El tránsito entre la niñez y la adolescencia, lo cruzó compatibilizando la docencia como profesor de Dibujo en el colegio Cervantes y el taller del restaurador, su mecenas, por cuanto lo había acogido de niño e introducido en ese mundo que nunca abandonaría. Entró de lleno en él tras realizar varias obras, la primera de las cuales obsequió a su madre.

Luego vino el verano de 1936. Al año siguiente, encontramos por vez primera su nombre en el diario Azul como autor de una talla que había causado gran impacto en Córdoba por su belleza: Nuestra Señora del Mayor Dolor y Esperanza. No fue menor la admiración que causó en aquella Semana Santa su Verónica. Ambas fueron bendecidas en esa fecha y trasladadas desde el Convento de Jesús Nazareno hasta San Lorenzo. En la noche del Miércoles Santo recorrieron las calles de Córdoba por primera vez llegando hasta Santa María de Gracia. En un tiempo terriblemente oscuro, la producción de Martínez Cerrillo ponía tonos dulcísimos y rasgos de una belleza sublime que quedó patente en todas y cada una de sus imágenes; desde esta Paz primera a Nuestra Señora de la Alegría, los numerosos cristos o la también queridísima de la Paz y Esperanza. Esta última, realizada en 1940, se trasladó a hombros de los cofrades en la Semana Santa de ese año desde San Lorenzo al convento de Los Capuchinos, precedida ya, siendo tan joven, por fama de milagrosa. Desde ese momento, gran número de fieles quedaron impresionados por su belleza, por esa dulzura y esa estética de virgen andaluza, como ajena a la tragedia y al dolor, que, sin embargo, destila. Su expresión y su encanto son, sencillamente, magistrales.

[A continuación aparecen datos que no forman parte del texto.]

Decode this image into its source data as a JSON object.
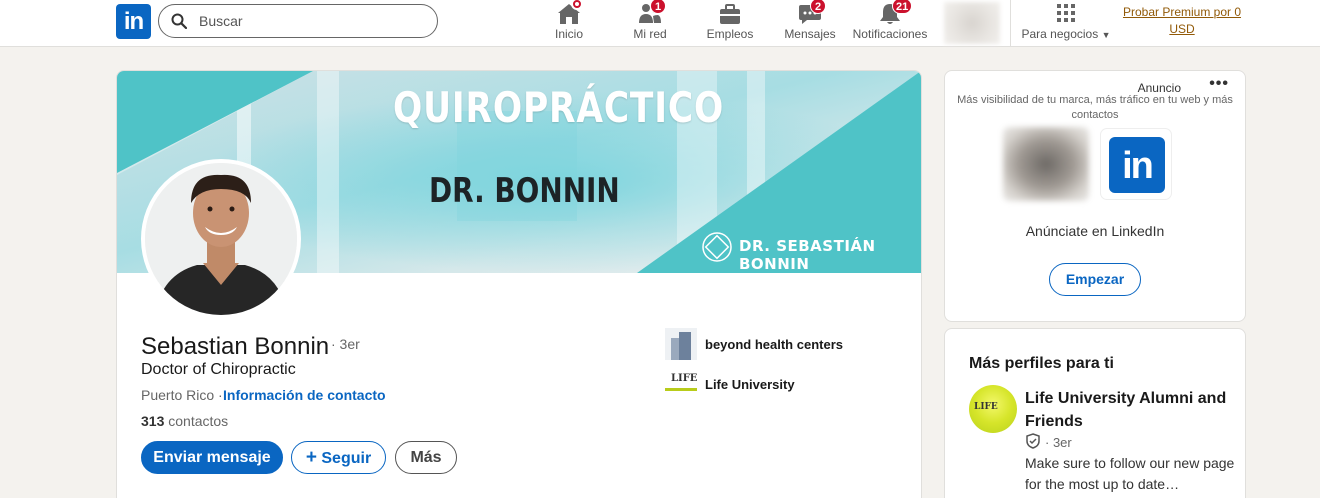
{
  "nav": {
    "logo_text": "in",
    "search_placeholder": "Buscar",
    "items": [
      {
        "label": "Inicio",
        "icon": "home-icon",
        "badge": ""
      },
      {
        "label": "Mi red",
        "icon": "my-network-icon",
        "badge": "1"
      },
      {
        "label": "Empleos",
        "icon": "jobs-icon",
        "badge": ""
      },
      {
        "label": "Mensajes",
        "icon": "messaging-icon",
        "badge": "2"
      },
      {
        "label": "Notificaciones",
        "icon": "bell-icon",
        "badge": "21"
      }
    ],
    "business_label": "Para negocios",
    "premium_label": "Probar Premium por 0 USD"
  },
  "profile": {
    "banner_title": "QUIROPRÁCTICO",
    "banner_subtitle": "DR. BONNIN",
    "banner_brand": "DR. SEBASTIÁN BONNIN",
    "name": "Sebastian Bonnin",
    "degree": "· 3er",
    "headline": "Doctor of Chiropractic",
    "location": "Puerto Rico ·",
    "contact_link": "Información de contacto",
    "connections_count": "313",
    "connections_label": "contactos",
    "message_button": "Enviar mensaje",
    "follow_button": "Seguir",
    "more_button": "Más",
    "experience": [
      {
        "name": "beyond health centers",
        "logo": "company-logo"
      },
      {
        "name": "Life University",
        "logo": "school-logo",
        "logo_text": "LIFE"
      }
    ]
  },
  "ad": {
    "label": "Anuncio",
    "description": "Más visibilidad de tu marca, más tráfico en tu web y más contactos",
    "logo_text": "in",
    "cta_text": "Anúnciate en LinkedIn",
    "button": "Empezar"
  },
  "more_profiles": {
    "title": "Más perfiles para ti",
    "items": [
      {
        "name": "Life University Alumni and Friends",
        "degree": "· 3er",
        "logo_text": "LIFE",
        "description": "Make sure to follow our new page for the most up to date…"
      }
    ]
  },
  "colors": {
    "brand_blue": "#0a66c2",
    "banner_teal": "#4fc3c7",
    "badge_red": "#cb112d",
    "premium_gold": "#915907"
  }
}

La transparencia hiperrealista de las lágrimas, los rostros niños, casi humanos, alejan a la imaginería de este autor del concepto de arte cofrade terriblemente trágico y revestido con frecuencia de gestos, colores y estéticas inanimadas. El misterio hizo que "gente de toda mar y toda tierra", que diría Ángel González, se rindieran desde el primer día ante la mezcla de belleza y misticismo que rezuman las tallas de Martínez Cerrillo.

Es una obra única, con un sello personalísimo, que pone en una situación delicada a cualquiera que algún día pudiera retocarla. Un buen ejemplo de ello se percibe en la Dolorosa que le rechazó la Hermandad de La Pollinica de Málaga; la que dio por perdida, y hoy recuperada, está siendo restaurada.

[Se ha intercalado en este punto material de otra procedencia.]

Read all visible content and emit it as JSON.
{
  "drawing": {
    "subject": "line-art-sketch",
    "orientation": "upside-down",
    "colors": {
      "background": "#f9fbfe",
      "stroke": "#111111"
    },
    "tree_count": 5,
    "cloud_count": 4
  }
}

Son incontables -dicen que alcanzan el centenar- el número de imágenes que Martínez Cerrillo regaló al devocionario de dentro y fuera de España. Todo salió de aquel taller que tuvo en el corazón de Córdoba, junto al Juramento y en San Lorenzo. Allí murió un 6 de octubre de 1989 anticipadamente, junto a su mujer, Concepción, y sus hijos Isabel, María y Juan Manuel.